Scientists had long suspected that neutrinos can transform from one flavour to another. Several previous experiments that used known sources of particular types of neutrino have detected fewer neutrinos than would be expected if the particles did not change flavour.

In July 2013, the T2K experiment in Japan saw the first direct evidence of the appearance of a different flavour—rather than just the disappearance of the original one. It detected electron neutrinos in a beam originally made of muon neutrinos.

Hidden target
Between 2008 and 2012, a beam of muon neutrinos was shot from CERN, Europe's particle physics lab near Geneva, Switzerland, to the base of the Gran Sasso massif, 730 kilometres to the southeast, where the Italian lab is carved inside the rock.

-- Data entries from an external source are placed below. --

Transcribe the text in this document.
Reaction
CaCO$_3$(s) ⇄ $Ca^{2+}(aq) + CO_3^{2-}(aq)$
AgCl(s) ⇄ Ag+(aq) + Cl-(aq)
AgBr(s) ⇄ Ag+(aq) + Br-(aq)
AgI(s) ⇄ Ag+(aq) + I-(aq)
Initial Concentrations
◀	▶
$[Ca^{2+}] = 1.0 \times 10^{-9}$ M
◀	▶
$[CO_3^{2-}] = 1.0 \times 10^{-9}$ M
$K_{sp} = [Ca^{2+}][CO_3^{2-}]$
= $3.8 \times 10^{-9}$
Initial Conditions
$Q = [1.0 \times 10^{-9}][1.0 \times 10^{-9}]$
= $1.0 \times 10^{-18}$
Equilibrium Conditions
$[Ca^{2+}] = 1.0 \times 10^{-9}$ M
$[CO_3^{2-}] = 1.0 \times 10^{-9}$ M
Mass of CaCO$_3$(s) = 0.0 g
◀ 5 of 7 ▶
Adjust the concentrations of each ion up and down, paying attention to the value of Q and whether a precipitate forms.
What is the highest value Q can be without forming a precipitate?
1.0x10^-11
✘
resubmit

By the time the neutrinos arrived at Gran Sasso, some of the muon neutrinos had turned into tau neutrinos. When these hit the lead targets inside the OPERA detector, they produced tau leptons, the latest results show.

The leptons decay in just one-trillionth of a second, says Giovanni De Lellis, a physicist at the University of Naples who is the OPERA spokesperson. “Even though it travels at nearly the speed of light, [the tau lepton] only runs for less than a millimetre,” he says.

OPERA detected the short-lived particles with an array of 150,000 'bricks', each of which weighs about 8 kilograms and contains 57 stacked emulsion plates. This set-up has 110,000 square metres of surface area, so researchers set up an automated system to search the plates for microscopic streaks that would signal the brief presence of tau leptons.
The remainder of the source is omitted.